Zgodnie z oczekiwaniami film
"Szybcy i wściekli 7" stał się już ogromnym przebojem. W USA i poza
jego granicami wpływy sięgnęły na starcie 384 mln dolarów. A to dopiero
początek.
Spodziewano się przeboju i rekordowych osiągnięć, które będą udziałem filmu "Szybcy i wściekli 7", jednak przerosły one znacznie oczekiwania analityków. A jak to się ma do rzeczywistości i oficjalnych osiągnięć filmu?
W USA film pobił kilka rekordów.
Wpływy z piątku sięgnęły 67,3 mln dolarów i jest to najlepszy wynik w historii
osiągnięty w kwietniu w ciągu tylko jednego dnia.

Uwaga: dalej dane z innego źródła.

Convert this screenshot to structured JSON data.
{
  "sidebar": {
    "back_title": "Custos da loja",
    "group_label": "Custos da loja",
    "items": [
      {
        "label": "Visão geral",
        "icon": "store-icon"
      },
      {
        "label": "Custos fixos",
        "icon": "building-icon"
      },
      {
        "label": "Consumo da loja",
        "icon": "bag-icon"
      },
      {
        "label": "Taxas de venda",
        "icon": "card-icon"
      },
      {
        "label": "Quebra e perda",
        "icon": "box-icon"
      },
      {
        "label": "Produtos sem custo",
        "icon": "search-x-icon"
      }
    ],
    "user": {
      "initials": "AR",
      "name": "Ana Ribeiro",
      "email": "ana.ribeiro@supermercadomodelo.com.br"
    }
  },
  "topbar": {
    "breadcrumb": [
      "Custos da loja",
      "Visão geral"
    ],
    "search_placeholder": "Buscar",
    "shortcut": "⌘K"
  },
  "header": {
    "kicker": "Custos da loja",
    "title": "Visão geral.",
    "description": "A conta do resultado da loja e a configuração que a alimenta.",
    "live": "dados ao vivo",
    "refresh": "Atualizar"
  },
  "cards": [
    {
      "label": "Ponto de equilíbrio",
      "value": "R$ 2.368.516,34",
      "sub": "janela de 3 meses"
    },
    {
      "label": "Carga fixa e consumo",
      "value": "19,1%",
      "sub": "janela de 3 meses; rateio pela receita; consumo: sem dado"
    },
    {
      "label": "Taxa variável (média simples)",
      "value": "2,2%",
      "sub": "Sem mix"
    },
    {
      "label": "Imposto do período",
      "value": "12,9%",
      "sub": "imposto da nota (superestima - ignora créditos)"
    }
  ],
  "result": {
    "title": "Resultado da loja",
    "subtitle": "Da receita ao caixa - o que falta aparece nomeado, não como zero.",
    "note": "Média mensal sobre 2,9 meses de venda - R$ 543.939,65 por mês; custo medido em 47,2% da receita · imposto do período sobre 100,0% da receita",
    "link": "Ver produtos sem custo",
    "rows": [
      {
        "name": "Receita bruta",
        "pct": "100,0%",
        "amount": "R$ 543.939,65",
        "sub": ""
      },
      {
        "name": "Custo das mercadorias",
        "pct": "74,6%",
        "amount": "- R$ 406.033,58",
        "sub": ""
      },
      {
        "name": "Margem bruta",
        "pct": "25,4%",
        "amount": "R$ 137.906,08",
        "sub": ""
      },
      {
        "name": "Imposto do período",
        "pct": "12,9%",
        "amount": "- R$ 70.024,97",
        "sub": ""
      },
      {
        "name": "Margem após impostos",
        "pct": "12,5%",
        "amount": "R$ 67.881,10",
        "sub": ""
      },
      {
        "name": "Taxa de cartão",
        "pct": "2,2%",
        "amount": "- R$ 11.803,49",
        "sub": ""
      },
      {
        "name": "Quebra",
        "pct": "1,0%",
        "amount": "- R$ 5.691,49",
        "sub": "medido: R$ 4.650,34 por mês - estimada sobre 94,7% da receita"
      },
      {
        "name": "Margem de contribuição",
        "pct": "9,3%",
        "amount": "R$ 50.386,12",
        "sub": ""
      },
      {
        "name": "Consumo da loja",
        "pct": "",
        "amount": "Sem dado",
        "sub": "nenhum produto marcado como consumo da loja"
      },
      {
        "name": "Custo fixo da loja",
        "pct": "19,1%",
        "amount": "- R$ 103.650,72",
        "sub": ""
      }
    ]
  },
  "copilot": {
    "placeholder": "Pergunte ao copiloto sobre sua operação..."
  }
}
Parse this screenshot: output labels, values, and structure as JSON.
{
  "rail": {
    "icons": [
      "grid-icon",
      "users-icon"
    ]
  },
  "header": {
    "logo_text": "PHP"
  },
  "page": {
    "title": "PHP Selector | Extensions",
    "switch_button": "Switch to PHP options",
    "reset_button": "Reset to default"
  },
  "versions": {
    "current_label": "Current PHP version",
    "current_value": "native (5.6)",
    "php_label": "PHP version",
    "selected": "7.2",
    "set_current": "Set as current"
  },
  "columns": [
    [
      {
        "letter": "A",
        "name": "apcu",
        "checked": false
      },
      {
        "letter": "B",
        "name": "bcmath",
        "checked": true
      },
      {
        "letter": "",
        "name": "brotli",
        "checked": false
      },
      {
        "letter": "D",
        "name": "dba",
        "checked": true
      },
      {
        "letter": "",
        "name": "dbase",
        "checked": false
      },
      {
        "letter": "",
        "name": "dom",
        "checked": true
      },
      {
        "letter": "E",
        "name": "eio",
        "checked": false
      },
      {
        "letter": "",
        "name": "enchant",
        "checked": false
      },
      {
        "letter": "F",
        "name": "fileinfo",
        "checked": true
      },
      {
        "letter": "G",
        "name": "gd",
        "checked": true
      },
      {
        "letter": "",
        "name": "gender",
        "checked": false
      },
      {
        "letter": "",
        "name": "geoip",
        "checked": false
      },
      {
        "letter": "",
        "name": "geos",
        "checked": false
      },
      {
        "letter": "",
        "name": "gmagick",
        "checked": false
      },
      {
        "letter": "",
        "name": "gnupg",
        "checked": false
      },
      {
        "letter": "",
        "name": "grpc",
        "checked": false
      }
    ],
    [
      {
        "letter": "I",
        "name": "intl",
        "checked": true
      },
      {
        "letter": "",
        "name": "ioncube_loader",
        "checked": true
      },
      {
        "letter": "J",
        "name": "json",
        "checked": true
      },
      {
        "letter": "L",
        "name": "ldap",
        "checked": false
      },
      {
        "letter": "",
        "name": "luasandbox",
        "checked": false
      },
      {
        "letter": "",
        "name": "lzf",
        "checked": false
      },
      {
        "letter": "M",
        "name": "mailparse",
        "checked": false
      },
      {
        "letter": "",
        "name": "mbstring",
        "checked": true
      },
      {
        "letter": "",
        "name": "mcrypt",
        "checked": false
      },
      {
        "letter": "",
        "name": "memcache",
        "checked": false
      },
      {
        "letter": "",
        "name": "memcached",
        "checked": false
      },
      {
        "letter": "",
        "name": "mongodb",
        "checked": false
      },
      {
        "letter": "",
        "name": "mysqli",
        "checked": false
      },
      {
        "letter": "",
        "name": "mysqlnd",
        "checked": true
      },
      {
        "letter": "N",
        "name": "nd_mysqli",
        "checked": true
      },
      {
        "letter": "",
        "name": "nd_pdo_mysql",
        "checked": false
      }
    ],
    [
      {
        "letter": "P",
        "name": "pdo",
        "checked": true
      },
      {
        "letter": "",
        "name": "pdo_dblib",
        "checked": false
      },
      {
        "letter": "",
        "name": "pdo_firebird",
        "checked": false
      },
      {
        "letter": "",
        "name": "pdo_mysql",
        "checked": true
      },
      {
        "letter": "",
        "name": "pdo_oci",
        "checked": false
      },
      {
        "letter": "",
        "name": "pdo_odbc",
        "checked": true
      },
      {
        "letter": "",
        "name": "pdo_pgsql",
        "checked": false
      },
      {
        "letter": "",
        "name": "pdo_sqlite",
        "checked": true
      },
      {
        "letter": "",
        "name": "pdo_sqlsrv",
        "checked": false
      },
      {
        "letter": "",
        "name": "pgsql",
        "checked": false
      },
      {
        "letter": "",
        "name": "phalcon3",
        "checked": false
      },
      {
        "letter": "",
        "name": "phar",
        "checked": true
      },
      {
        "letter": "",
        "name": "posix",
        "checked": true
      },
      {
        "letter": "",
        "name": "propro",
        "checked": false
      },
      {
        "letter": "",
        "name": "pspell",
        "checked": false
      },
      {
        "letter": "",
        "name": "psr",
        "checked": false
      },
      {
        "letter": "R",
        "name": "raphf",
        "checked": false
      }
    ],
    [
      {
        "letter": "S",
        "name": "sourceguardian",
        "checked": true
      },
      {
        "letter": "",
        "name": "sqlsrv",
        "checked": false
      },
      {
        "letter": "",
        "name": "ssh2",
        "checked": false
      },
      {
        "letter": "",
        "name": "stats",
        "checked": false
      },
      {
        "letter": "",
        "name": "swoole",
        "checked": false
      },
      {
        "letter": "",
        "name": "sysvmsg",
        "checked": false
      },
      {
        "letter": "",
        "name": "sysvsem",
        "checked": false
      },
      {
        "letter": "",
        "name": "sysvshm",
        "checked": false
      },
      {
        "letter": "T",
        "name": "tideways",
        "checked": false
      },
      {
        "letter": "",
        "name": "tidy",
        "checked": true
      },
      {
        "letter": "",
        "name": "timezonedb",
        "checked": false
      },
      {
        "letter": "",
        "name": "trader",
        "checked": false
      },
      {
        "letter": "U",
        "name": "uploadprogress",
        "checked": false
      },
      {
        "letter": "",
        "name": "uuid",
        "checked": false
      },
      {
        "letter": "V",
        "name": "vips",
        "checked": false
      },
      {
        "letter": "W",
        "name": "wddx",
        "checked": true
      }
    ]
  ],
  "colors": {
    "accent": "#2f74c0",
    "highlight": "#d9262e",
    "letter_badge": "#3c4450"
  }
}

Nie było więc zaskoczenia, że
film pobił rekord całego otwarcia dla filmów wprowadzanych do amerykańskich kin
w kwietniu. Wynosi on od teraz 143,6 mln
dolarów i jest rekordowe dla całej tej serii.
Kwietniowy rekord należał do tej
pory do filmu "Kapitan Ameryka: Zimowy żołnierz" i pobity został o prawie
50 mln dolarów. "Szybcy i wściekli
7" pobili też rekord dla filmu wprowadzonego do kin w weekend świąt
wielkanocnych. Do tej pory najlepszym wynikiem mógł się pochwalić film
"Starcie tytanów", który miał na koncie 61,2 mln dolarów.
"Szybcy i wściekli 7" pojawili się też w kinach IMAX i sięgnęli tam
po 14 mln dolarów, co oznacza że lepszy wynik jest udziałem tylko filmu
"Mroczny rycerz powstaje".
"Szybcy i wściekli 7" wystartowali też w 63 innych krajach i sięgnęli
tam po imponujące 240,4 mln dolarów. Rekordowe osiągnięcia filmu miały
miejsce w Meksyku, Wielkiej Brytanii/Irlandii, Niemczech, Francji, Australii i
Brazylii (premiera w Polsce w najbliższy piątek). Jest to największe osiągnięcie studia Universal na międzynarodowych
rynkach w historii, a pobity został dotychczasowy rekord należący do filmu
"Szybcy i wściekli 6", który wynosił 162 mln dolarów. W sumie więc film na wszystkich rynkach
sięgnął po 384 mln dolarów i jest to trzecie w historii najlepsze globalne
osiągnięcie filmu. Lepiej wystartowały tylko "Harry Potter i Insygnia
śmierci. Część II" oraz "Piraci z Karaibów: Na nieznanych
wodach".
"Szybcy i wściekli 7"
będą zapewne pierwszy w tym roku filmem, który sięgnie po miliard dolarów
wpływów z kin całego świata.
Pozostałe filmy były w
amerykańskim box office tylko tłem dla zawrotnych prędkości samochodowych. Na 2.
miejsce spadła animacja "Dom", która straciła duże zainteresowanie
widzów (47 proc.) i w sumie ma już 95,6 mln
dolarów. 3. miejsce dla "Cienkiego Bolka" z 12,9 mln dolarów, ale
tutaj spadek wpływów był już znacznie większy i sięgnął 61,8 proc. W sumie film
uzbierał 57 mln dolarów i wygląda na to, że będzie podbijał tylko rynek w USA –
w Polsce premiera została ściągnięta z planów dystrybutora. Czwarte miejsce
utrzymał "Kopciuszek", którego wpływy w weekend to 10,3 mln dolarów,
a w sumie 167,2 mln dolarów. W czołówce box office USA zadebiutował tylko
jeszcze jeden film. "Woman in Gold" przyniósł wytwórni Weinstein 2
mln dolarów i starczyło to na zajęcie 7. miejsca.